The bill would ban infinite, automatic content additions when users approach the end of feeds on sites. It wouldn't apply to music-streaming sites or pre-compiled playlists.
The proposed legislation, which is unlikely to pass, represents the latest initiative by Mr Hawley targeting large technology platforms as he emerges as one of the sector's foremost Republican foes.

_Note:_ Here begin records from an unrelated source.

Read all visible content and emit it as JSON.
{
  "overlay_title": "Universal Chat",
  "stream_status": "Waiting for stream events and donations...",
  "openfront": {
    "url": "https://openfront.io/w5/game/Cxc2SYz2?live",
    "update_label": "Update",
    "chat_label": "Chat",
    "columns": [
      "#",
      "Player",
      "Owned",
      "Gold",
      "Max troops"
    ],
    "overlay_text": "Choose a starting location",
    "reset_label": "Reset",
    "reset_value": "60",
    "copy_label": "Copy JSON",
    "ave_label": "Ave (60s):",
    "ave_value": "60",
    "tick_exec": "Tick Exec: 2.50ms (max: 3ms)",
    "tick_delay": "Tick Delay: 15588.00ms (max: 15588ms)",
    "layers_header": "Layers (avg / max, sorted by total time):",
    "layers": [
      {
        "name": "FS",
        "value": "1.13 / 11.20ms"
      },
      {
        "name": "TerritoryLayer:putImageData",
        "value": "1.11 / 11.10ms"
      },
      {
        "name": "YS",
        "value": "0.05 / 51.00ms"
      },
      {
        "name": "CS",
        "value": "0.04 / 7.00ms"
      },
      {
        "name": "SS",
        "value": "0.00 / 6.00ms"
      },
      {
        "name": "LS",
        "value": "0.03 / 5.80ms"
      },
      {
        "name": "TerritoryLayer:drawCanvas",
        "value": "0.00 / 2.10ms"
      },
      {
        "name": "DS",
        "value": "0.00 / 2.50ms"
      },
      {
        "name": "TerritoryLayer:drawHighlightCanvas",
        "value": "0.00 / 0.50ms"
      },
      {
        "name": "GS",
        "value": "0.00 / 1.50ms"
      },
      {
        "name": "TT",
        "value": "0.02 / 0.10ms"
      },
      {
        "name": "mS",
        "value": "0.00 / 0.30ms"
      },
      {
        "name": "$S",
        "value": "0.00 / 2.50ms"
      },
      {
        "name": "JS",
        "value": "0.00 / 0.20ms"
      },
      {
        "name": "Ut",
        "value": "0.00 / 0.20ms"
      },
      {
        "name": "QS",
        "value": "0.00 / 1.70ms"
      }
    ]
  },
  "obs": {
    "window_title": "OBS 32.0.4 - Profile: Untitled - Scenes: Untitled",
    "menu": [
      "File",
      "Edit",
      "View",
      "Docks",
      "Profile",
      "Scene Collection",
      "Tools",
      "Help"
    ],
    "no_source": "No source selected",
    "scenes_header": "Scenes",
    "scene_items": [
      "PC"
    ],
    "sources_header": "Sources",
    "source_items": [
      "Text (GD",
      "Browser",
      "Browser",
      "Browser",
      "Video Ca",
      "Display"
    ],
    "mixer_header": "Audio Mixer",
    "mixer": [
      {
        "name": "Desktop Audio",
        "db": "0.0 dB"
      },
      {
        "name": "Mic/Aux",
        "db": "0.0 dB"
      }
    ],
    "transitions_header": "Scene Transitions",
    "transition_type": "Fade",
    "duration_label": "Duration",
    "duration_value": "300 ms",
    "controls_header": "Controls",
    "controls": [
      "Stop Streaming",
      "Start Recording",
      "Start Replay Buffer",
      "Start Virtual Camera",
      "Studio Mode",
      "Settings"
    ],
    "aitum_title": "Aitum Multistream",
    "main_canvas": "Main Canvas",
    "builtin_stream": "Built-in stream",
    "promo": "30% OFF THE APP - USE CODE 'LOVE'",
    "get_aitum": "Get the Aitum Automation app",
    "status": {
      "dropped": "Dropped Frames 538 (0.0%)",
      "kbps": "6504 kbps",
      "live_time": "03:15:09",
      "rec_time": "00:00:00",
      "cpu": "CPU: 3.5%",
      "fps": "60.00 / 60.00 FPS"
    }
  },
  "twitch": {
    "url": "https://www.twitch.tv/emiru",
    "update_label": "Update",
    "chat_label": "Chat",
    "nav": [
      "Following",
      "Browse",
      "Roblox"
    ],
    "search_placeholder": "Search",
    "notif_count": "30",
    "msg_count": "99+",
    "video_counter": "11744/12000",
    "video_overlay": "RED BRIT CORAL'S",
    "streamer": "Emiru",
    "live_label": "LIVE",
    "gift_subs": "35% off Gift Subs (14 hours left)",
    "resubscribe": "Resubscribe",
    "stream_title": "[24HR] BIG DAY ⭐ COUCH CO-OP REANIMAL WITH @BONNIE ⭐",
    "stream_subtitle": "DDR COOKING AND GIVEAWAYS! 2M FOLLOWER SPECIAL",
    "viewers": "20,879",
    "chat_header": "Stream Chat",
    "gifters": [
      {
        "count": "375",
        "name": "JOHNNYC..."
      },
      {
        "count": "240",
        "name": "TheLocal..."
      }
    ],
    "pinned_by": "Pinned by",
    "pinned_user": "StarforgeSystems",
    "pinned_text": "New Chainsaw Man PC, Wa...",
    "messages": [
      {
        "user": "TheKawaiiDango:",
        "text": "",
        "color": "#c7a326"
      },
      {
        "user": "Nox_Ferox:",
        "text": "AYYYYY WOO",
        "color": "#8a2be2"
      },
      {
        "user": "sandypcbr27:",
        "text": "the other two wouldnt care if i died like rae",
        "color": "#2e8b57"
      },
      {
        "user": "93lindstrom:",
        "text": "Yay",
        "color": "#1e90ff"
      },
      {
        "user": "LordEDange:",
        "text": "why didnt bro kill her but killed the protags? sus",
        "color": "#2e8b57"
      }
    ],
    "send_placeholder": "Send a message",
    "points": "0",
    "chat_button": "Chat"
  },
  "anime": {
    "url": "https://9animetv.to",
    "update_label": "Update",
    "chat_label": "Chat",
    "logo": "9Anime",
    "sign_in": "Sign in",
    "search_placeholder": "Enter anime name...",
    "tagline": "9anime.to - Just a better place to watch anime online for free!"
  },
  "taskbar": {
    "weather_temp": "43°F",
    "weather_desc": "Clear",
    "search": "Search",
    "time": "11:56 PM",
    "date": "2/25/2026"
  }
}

Earlier in July, he addressed President Donald Trump's gathering of conservative anti-tech voices, which also attracted conspiracy theorists and internet trolls.
Mr Hawley has proposed other bills targeting the industry, including one to ban allegedly addictive features of video games and another requiring that companies face lawsuits for the user content they host if they don't demonstrate political neutrality.
"Big tech has embraced a business model of addiction," Mr Hawley said in a statement. "Too much of the ‘innovation' in this space is designed not to create better products, but to capture more attention by using psychological tricks that make it difficult to look away."
Mr Hawley's bill would require that social media companies set a 30-minute limit for time on spent on their platforms. Users could change the limit, which would automatically reset monthly. The legislation would also require that companies send 30-minute alerts to users that set longer time limits.
Google and Facebook declined to comment. NetChoice, a trade group that counts both companies as members, said, "The goal of this bill is to make being online a less-enjoyable experience."
Despite his conservative record, Mr Hawley has often attracted Democratic partners on his legislation -- even as his neutrality bill in particular attracted broad scorn from tech experts. Most of his efforts face steep obstacles in Congress, which has struggled to reach consensus on high-priority legislation on privacy and other issues involving the technology sector.